The normal Gondola Outlook provided much more evergreens with deep reds and warm golds peppered here or there to remind us that it was, in fact, still fall—although this was slightly contradicted by the snow we walked over to get there.

(Before the people at Chevrolet get too concerned about my musings, there were splashes of color in Lutsen and more during our afternoon drive back from Duluth on Sunday. To throw in a car pitch, I’ll even say the expanse of the windshield made me feel like I was viewing the world in panoramic mode from the driver’s seat.)

A view from the gondola's stop on Lutsen Mountains. Photo by Lianna Matt.
A view from the top of the Summit Express Gondola ride at Lusten Mountains.

A few miles from Lutsen Mountains was a winery we passed on the way up, and we thought we’d stop there on the return trip. Neither of us had been to a winery, after all.
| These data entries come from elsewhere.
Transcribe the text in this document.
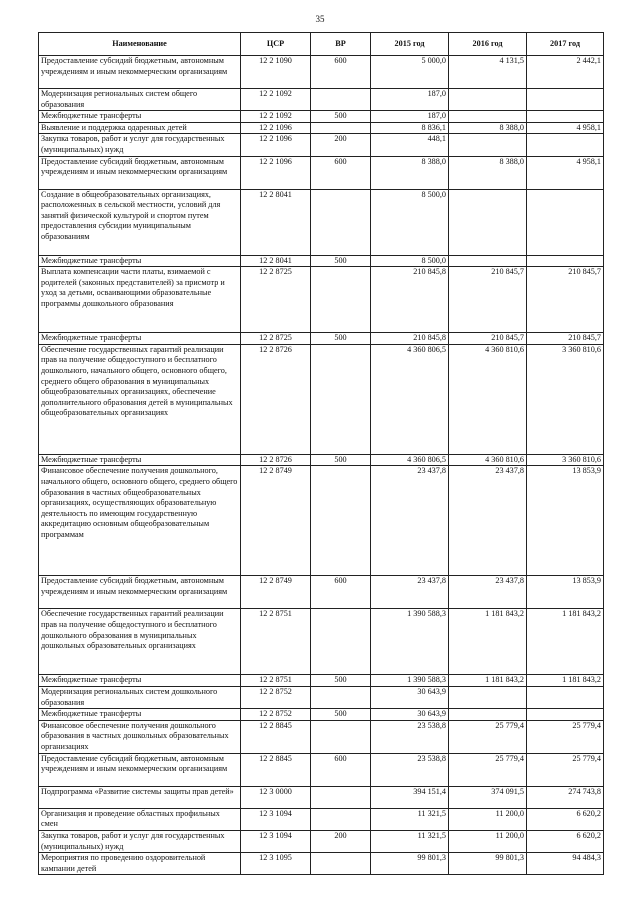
35
Наименование	ЦСР	ВР	2015 год	2016 год	2017 год
Предоставление субсидий бюджетным, автономным учреждениям и иным некоммерческим организациям	12 2 1090	600	5 000,0	4 131,5	2 442,1
Модернизация региональных систем общего образования	12 2 1092		187,0		
Межбюджетные трансферты	12 2 1092	500	187,0		
Выявление и поддержка одаренных детей	12 2 1096		8 836,1	8 388,0	4 958,1
Закупка товаров, работ и услуг для государственных (муниципальных) нужд	12 2 1096	200	448,1		
Предоставление субсидий бюджетным, автономным учреждениям и иным некоммерческим организациям	12 2 1096	600	8 388,0	8 388,0	4 958,1
Создание в общеобразовательных организациях, расположенных в сельской местности, условий для занятий физической культурой и спортом путем предоставления субсидии муниципальным образованиям	12 2 8041		8 500,0		
Межбюджетные трансферты	12 2 8041	500	8 500,0		
Выплата компенсации части платы, взимаемой с родителей (законных представителей) за присмотр и уход за детьми, осваивающими образовательные программы дошкольного образования	12 2 8725		210 845,8	210 845,7	210 845,7
Межбюджетные трансферты	12 2 8725	500	210 845,8	210 845,7	210 845,7
Обеспечение государственных гарантий реализации прав на получение общедоступного и бесплатного дошкольного, начального общего, основного общего, среднего общего образования в муниципальных общеобразовательных организациях, обеспечение дополнительного образования детей в муниципальных общеобразовательных организациях	12 2 8726		4 360 806,5	4 360 810,6	3 360 810,6
Межбюджетные трансферты	12 2 8726	500	4 360 806,5	4 360 810,6	3 360 810,6
Финансовое обеспечение получения дошкольного, начального общего, основного общего, среднего общего образования в частных общеобразовательных организациях, осуществляющих образовательную деятельность по имеющим государственную аккредитацию основным общеобразовательным программам	12 2 8749		23 437,8	23 437,8	13 853,9
Предоставление субсидий бюджетным, автономным учреждениям и иным некоммерческим организациям	12 2 8749	600	23 437,8	23 437,8	13 853,9
Обеспечение государственных гарантий реализации прав на получение общедоступного и бесплатного дошкольного образования в муниципальных дошкольных образовательных организациях	12 2 8751		1 390 588,3	1 181 843,2	1 181 843,2
Межбюджетные трансферты	12 2 8751	500	1 390 588,3	1 181 843,2	1 181 843,2
Модернизация региональных систем дошкольного образования	12 2 8752		30 643,9		
Межбюджетные трансферты	12 2 8752	500	30 643,9		
Финансовое обеспечение получения дошкольного образования в частных дошкольных образовательных организациях	12 2 8845		23 538,8	25 779,4	25 779,4
Предоставление субсидий бюджетным, автономным учреждениям и иным некоммерческим организациям	12 2 8845	600	23 538,8	25 779,4	25 779,4
Подпрограмма «Развитие системы защиты прав детей»	12 3 0000		394 151,4	374 091,5	274 743,8
Организация и проведение областных профильных смен	12 3 1094		11 321,5	11 200,0	6 620,2
Закупка товаров, работ и услуг для государственных (муниципальных) нужд	12 3 1094	200	11 321,5	11 200,0	6 620,2
Мероприятия по проведению оздоровительной кампании детей	12 3 1095		99 801,3	99 801,3	94 484,3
Plus, my fiance saw a sign that said they had cider.

We ended up spending a couple of hours at North Shore Winery, a laidback winery founded in 2016 complete with the Sawtooth Mountain Cider House, an outdoor fireplace, a small loop path for what I like to call a “walk and wine,” and cafe lights strung up across the wooden interior. Being that this was our first winery visit, we had to go all out. We compared two white wines, two red wines, two roses, and four ciders head to head with two tasting flights at a wine barrel table. I pretended to be fancy and held my glass by the stem because I learned that’s how sommeliers did it so their skin’s oils didn’t affect the aroma of the wine as they analyzed it. Halfway through, I got some sesame crackers to share, and the salt zipped across my tongue in between the middle round of cider. As we talked and sipped, the time whiled by. It was about 6 p.m. by the time we arrived at Betty’s Pies for supper.
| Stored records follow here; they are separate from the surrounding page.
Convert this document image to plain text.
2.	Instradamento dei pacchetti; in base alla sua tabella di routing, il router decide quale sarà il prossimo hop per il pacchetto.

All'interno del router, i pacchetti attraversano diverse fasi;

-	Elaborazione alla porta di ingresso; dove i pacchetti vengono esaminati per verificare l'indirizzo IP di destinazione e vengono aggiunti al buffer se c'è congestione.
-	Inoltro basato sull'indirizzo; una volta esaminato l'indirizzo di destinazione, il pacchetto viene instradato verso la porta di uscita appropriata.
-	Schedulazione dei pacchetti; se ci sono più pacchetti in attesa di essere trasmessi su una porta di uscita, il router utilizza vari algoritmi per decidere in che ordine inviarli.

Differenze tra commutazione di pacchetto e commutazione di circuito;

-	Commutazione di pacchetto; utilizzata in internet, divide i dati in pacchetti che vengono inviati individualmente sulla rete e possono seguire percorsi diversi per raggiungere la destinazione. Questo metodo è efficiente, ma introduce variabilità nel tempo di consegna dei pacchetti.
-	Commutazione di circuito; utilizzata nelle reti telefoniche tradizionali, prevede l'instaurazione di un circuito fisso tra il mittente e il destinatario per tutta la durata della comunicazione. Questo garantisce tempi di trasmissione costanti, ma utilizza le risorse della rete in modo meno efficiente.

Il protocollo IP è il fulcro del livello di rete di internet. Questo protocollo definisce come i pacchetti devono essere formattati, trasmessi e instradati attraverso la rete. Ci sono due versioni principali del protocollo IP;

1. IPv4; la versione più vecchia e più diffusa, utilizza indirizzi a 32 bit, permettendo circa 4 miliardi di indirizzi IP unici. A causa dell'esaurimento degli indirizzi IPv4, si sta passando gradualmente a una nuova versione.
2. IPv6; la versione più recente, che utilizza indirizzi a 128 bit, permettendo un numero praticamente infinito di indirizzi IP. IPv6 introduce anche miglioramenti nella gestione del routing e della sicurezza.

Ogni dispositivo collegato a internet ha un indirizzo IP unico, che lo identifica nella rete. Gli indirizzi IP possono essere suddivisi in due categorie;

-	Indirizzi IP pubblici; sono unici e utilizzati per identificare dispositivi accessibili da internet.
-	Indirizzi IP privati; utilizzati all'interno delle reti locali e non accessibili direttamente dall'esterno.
Conversation didn’t peter out there, either. Really, the only place quiet seeped in was in the car, when we were both so comfortable in our own skins and with each other that we could sit in companionable silence, sing along to the radio, and reach across the large middle console to hold hands. (He indulges my sappiness.)

And then it was Sunday, and we refilled part of the monster-sized gas tank to go home. Although any pick up truck doesn’t get great mileage, I will say we were never in danger of running low on gas. One tank is at least two of my car’s approximately 12.5-gallon tank.

Because we didn’t have to return the Silverado until Monday, we made a little detour at Moose Lake State Park, walked the trails a bit, and checked out their agate exhibit. (In case you didn’t know, Moose Lake’s annual July community festival includes an agate stampede where more than four tons of rocks, 2,000 quarters, and more than 400 pounds of agates are dumped into the streets in a crazy free-for-all.) Here, the fall leaves had also started falling, creating a yellow mosaic that crunched underfoot as we walked. The sun shone through the trees, and during one trek near an open field, “Fields of Gold” made its way into in my head.

Here was my favorite moment of the trip, which I distinguish from my favorite part, the visit to North Shore Winery. My fiance and I were walking along the path, and I was rambling on about how the fairy tale treasury I grew up with had an exquisite illustration of Belle from Beauty and the Beast painting trees just like these ones, tall, thin, with their white branches reaching up. It was the rich detail of the painting within a painting that I loved and stayed with me, so that every time I am near such a lush and dense grove of trees that all stretch toward the sky, I think of it. His response? He said that I was wonderful. Obviously this isn’t a big, mind-blowing moment or anything, but it was lovely and given to me by this carved out space of unhurried, uninterrupted time up North.